The area chart zooms out to the aggregate picture. Norway’s overall vacancy rate surged above its historical mean in 2021–2022 — one of the sharpest labour demand spikes in the post-financial-crisis era. What followed is equally striking: a sustained, multi-quarter pullback that by 2025–2026 has brought the rate back toward and, in some quarters, below the long-run average. The orange dashed reference line makes plain that the current hiring environment is not merely normalising — it is approaching territory associated with genuine slack in labour demand.


Key Findings

  • The 2022 vacancy peak was extraordinary and has now fully unwound. Norway’s post-pandemic hiring boom lifted vacancy rates to levels unprecedented in recent history; by 2025–2026 the retreat is broad-based and consistent, with the overall rate approaching its long-term average.

  • Construction and retail are leading the hiring contraction.
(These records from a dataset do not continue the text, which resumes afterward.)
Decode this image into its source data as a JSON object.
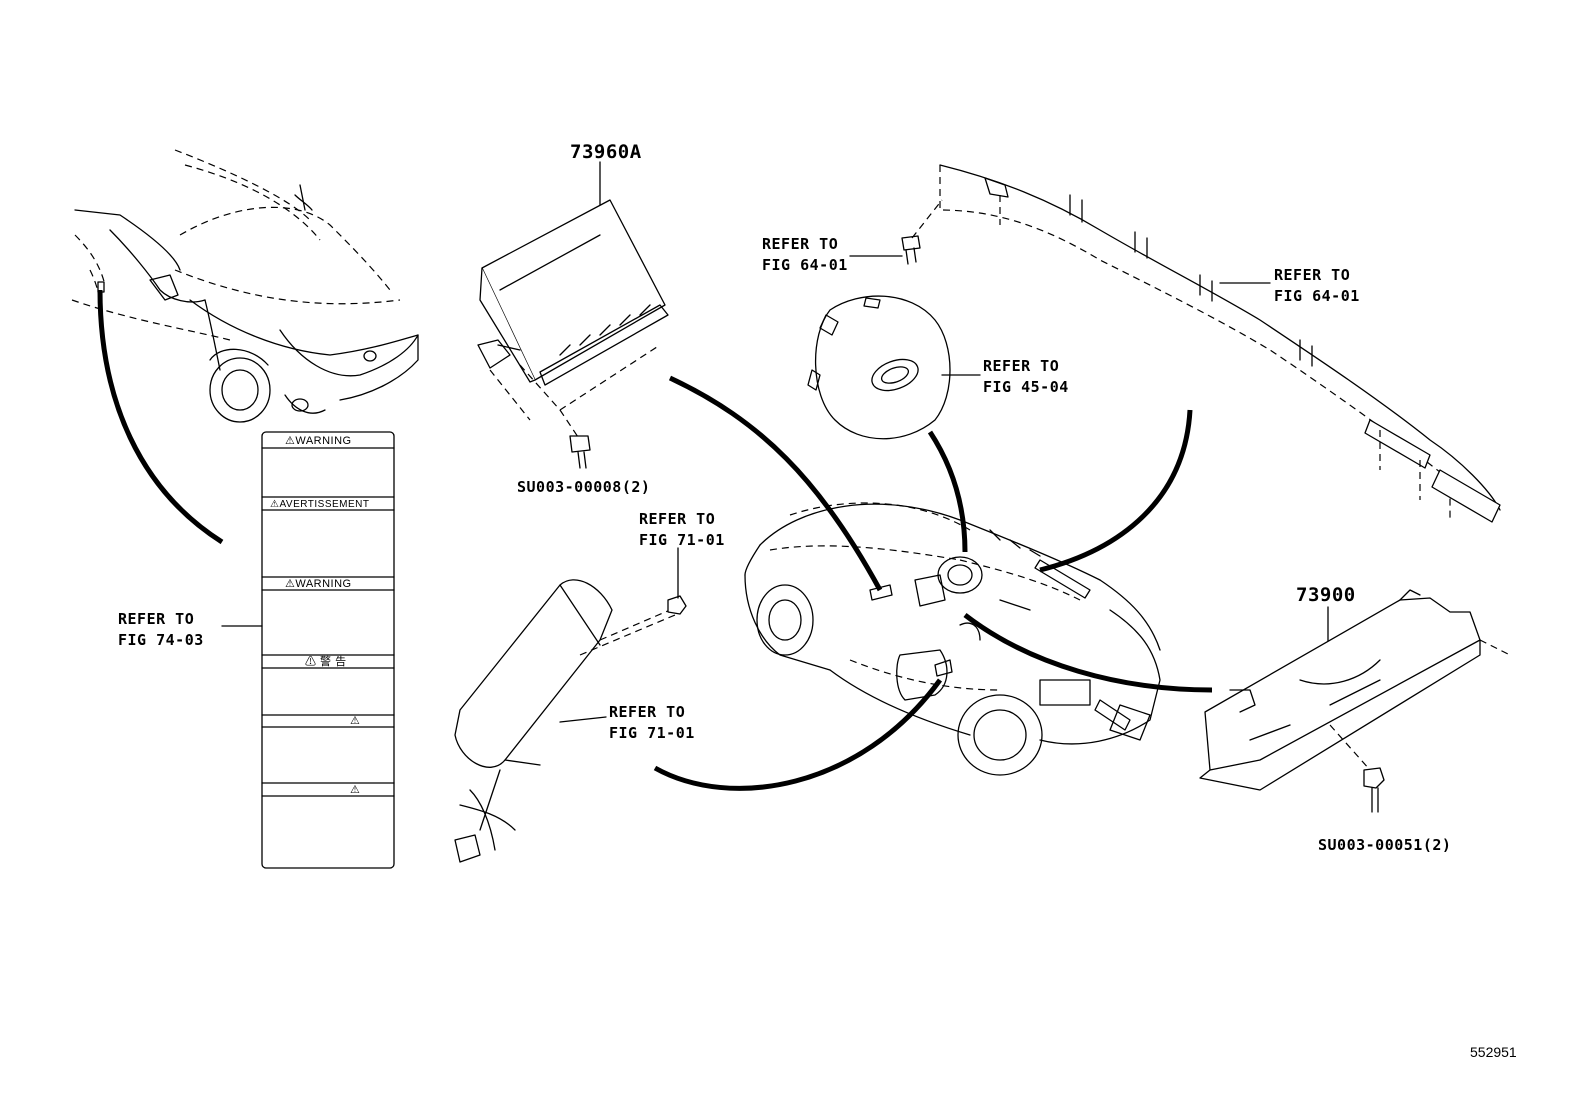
{
  "labels": {
    "part_73960A": "73960A",
    "part_73900": "73900",
    "bolt_su003_00008": "SU003-00008(2)",
    "nut_su003_00051": "SU003-00051(2)",
    "refer_fig_64_01_left": {
      "line1": "REFER TO",
      "line2": "FIG 64-01"
    },
    "refer_fig_64_01_right": {
      "line1": "REFER TO",
      "line2": "FIG 64-01"
    },
    "refer_fig_45_04": {
      "line1": "REFER TO",
      "line2": "FIG 45-04"
    },
    "refer_fig_71_01_top": {
      "line1": "REFER TO",
      "line2": "FIG 71-01"
    },
    "refer_fig_71_01_bottom": {
      "line1": "REFER TO",
      "line2": "FIG 71-01"
    },
    "refer_fig_74_03": {
      "line1": "REFER TO",
      "line2": "FIG 74-03"
    }
  },
  "warning_label_sheet": {
    "sections": [
      "⚠WARNING",
      "⚠AVERTISSEMENT",
      "⚠WARNING",
      "⚠ 警 告",
      "⚠",
      "⚠"
    ]
  },
  "image_id": "552951"
}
Both sectors show the steepest year-on-year declines in percentage-point vacancy rate terms, consistent with a cooling residential property market and softening consumer demand.

  • Goods consumption is experiencing the sharpest price-volume divergence. Norwegians are paying significantly more for physical goods while consuming modestly less by volume — a classic real-income squeeze that is visible in the national accounts data.
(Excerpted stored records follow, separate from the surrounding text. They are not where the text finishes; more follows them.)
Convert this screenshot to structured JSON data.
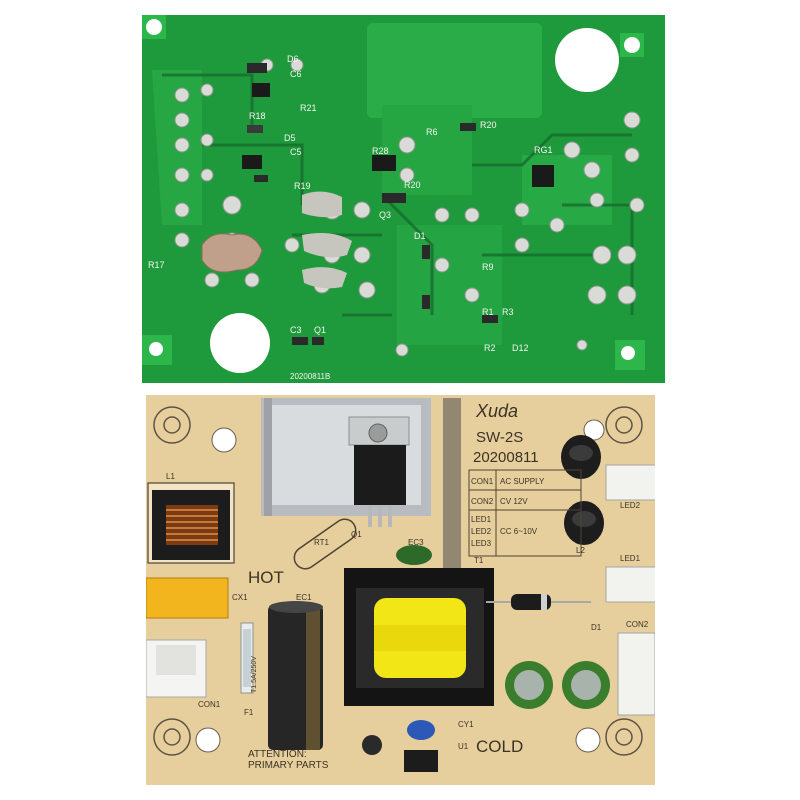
{
  "top_board": {
    "refs": {
      "d6": "D6",
      "c6": "C6",
      "r21": "R21",
      "r18": "R18",
      "d5": "D5",
      "c5": "C5",
      "r19": "R19",
      "r6": "R6",
      "r20_a": "R20",
      "r28": "R28",
      "r20_b": "R20",
      "q3": "Q3",
      "rg1": "RG1",
      "d1": "D1",
      "r17": "R17",
      "c3": "C3",
      "q1": "Q1",
      "r1": "R1",
      "r3": "R3",
      "r2": "R2",
      "d12": "D12",
      "r9": "R9"
    },
    "marking": "20200811B"
  },
  "bottom_board": {
    "brand": "Xuda",
    "model": "SW-2S",
    "date": "20200811",
    "conn_table": [
      {
        "ref": "CON1",
        "desc": "AC SUPPLY"
      },
      {
        "ref": "CON2",
        "desc": "CV 12V"
      },
      {
        "ref": "LED1\nLED2\nLED3",
        "desc": "CC 6~10V"
      }
    ],
    "led1_lines": [
      "LED1",
      "LED2",
      "LED3"
    ],
    "hot_label": "HOT",
    "cold_label": "COLD",
    "attention": "ATTENTION:",
    "primary": "PRIMARY PARTS",
    "refs": {
      "l1": "L1",
      "cx1": "CX1",
      "con1": "CON1",
      "f1": "F1",
      "ec1": "EC1",
      "rt1": "RT1",
      "q1": "Q1",
      "ec3": "EC3",
      "t1": "T1",
      "cy1": "CY1",
      "u1": "U1",
      "d1": "D1",
      "l2": "L2",
      "led1": "LED1",
      "led2": "LED2",
      "con2": "CON2",
      "fuse_val": "T1.5A/250V"
    }
  },
  "colors": {
    "pcb_green": "#1f9a3e",
    "pcb_bright": "#2fbd4c",
    "pcb_tan": "#e4cd9a",
    "silk": "#ffffff",
    "ink": "#3b3326"
  }
}
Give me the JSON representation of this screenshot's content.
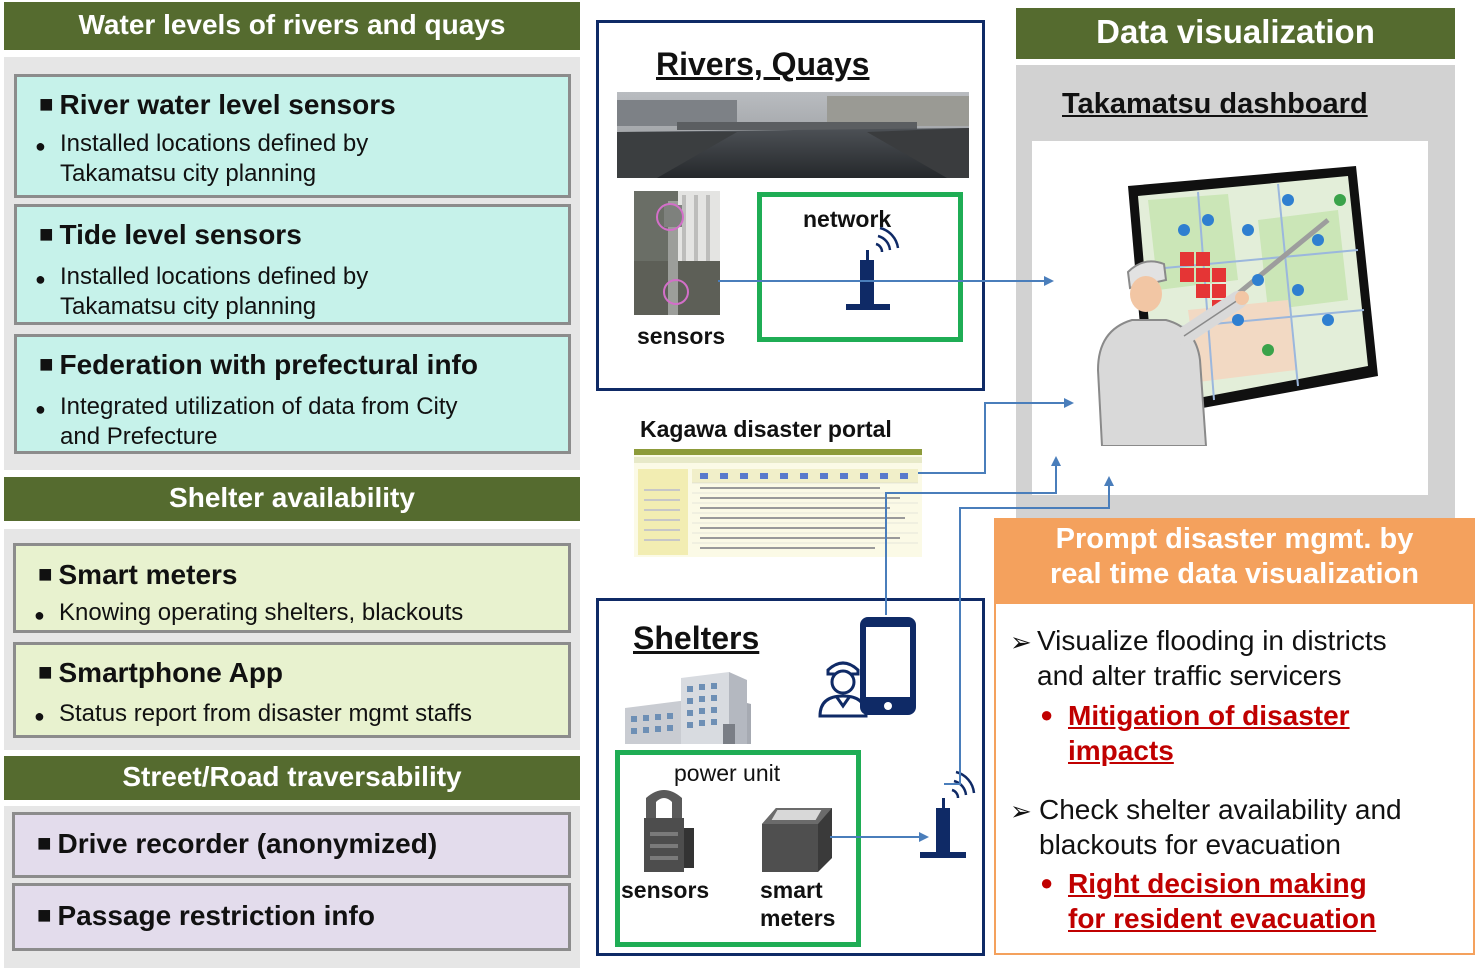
{
  "left": {
    "water": {
      "header": "Water levels of rivers and quays",
      "cards": [
        {
          "title": "River water level sensors",
          "body": [
            "Installed locations defined by",
            "Takamatsu city planning"
          ]
        },
        {
          "title": "Tide level sensors",
          "body": [
            "Installed locations defined by",
            "Takamatsu city planning"
          ]
        },
        {
          "title": "Federation with prefectural info",
          "body": [
            "Integrated utilization of data from City",
            "and Prefecture"
          ]
        }
      ]
    },
    "shelter": {
      "header": "Shelter availability",
      "cards": [
        {
          "title": "Smart meters",
          "body": [
            "Knowing operating shelters, blackouts"
          ]
        },
        {
          "title": "Smartphone App",
          "body": [
            "Status report from disaster mgmt staffs"
          ]
        }
      ]
    },
    "street": {
      "header": "Street/Road traversability",
      "cards": [
        {
          "title": "Drive recorder (anonymized)"
        },
        {
          "title": "Passage restriction info"
        }
      ]
    }
  },
  "center": {
    "rivers": {
      "title": "Rivers, Quays",
      "network_label": "network",
      "sensors_label": "sensors"
    },
    "portal": {
      "title": "Kagawa disaster portal"
    },
    "shelters": {
      "title": "Shelters",
      "power_unit_label": "power unit",
      "sensors_label": "sensors",
      "meters_label_1": "smart",
      "meters_label_2": "meters"
    }
  },
  "right": {
    "header": "Data visualization",
    "dashboard_title": "Takamatsu dashboard",
    "prompt": {
      "title_1": "Prompt disaster mgmt. by",
      "title_2": "real time data visualization",
      "items": [
        {
          "line1": "Visualize flooding in districts",
          "line2": "and alter traffic servicers",
          "red1": "Mitigation of disaster",
          "red2": "impacts"
        },
        {
          "line1": "Check shelter availability and",
          "line2": "blackouts for evacuation",
          "red1": "Right decision making",
          "red2": "for resident evacuation"
        }
      ]
    }
  },
  "colors": {
    "olive": "#556b2f",
    "navy": "#0f2a66",
    "green": "#1fad55",
    "orange": "#f4a15d",
    "red": "#c00000",
    "arrow": "#4a7ebb"
  }
}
  • Services consumption has proven more resilient. Price and volume changes for services have tracked each other more closely, suggesting that domestic wage dynamics — rather than imported commodity inflation — are the primary driver of services prices, providing a degree of protection for real consumption levels.

  • Mining and extraction vacancies have contracted but remain above pre-2021 levels. Norway’s petroleum sector continues to attract workers, but even here the frenetic post-pandemic hiring phase is over, with vacancy growth turning negative year on year.


Closing Reflection

Norway’s 2026 labour market presents a paradox that defies easy interpretation. Official unemployment remains low by international standards, yet the job vacancy data tell a story of sharply retreating employer demand. The divergence between the two indicators — fewer firms seeking workers, but few workers officially out of work — points to a market in transition rather than in crisis: adjustment rather than collapse, at least for now.
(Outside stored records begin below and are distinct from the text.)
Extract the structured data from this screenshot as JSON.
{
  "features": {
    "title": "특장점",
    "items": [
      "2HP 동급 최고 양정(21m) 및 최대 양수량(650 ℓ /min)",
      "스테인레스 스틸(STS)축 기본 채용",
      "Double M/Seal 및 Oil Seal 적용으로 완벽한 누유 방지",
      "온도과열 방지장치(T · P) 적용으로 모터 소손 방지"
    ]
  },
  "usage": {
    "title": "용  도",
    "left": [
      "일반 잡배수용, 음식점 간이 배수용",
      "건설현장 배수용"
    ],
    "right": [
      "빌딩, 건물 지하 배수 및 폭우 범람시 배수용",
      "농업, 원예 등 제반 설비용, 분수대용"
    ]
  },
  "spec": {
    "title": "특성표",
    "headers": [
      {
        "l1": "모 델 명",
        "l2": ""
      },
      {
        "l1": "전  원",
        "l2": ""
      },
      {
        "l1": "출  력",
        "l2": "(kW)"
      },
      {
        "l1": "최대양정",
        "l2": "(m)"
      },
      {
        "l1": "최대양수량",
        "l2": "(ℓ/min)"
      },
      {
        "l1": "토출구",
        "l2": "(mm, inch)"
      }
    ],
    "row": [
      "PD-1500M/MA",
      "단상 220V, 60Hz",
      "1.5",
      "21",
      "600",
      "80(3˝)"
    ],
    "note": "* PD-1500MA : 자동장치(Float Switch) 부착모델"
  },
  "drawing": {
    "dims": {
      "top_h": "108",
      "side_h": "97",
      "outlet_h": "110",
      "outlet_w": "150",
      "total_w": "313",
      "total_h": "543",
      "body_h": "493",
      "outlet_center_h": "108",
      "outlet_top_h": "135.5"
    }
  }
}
The consumption figures add a second layer of complexity. Households are spending, but the real value of what they receive for that spending has been eroded by goods-price inflation. The fracture between goods and services consumption is not a curiosity — it reflects the structural reality of a small open economy still digesting the global price shocks of the early 2020s.

What happens next depends critically on whether Norway’s wage settlements keep pace with price levels, and whether sectors like construction — whose vacancy collapse is among the most pronounced — stabilise or continue their descent. If the labour market cools further while goods inflation persists, the squeeze on real household consumption could deepen in ways that SSB’s quarterly data will make unmistakably visible.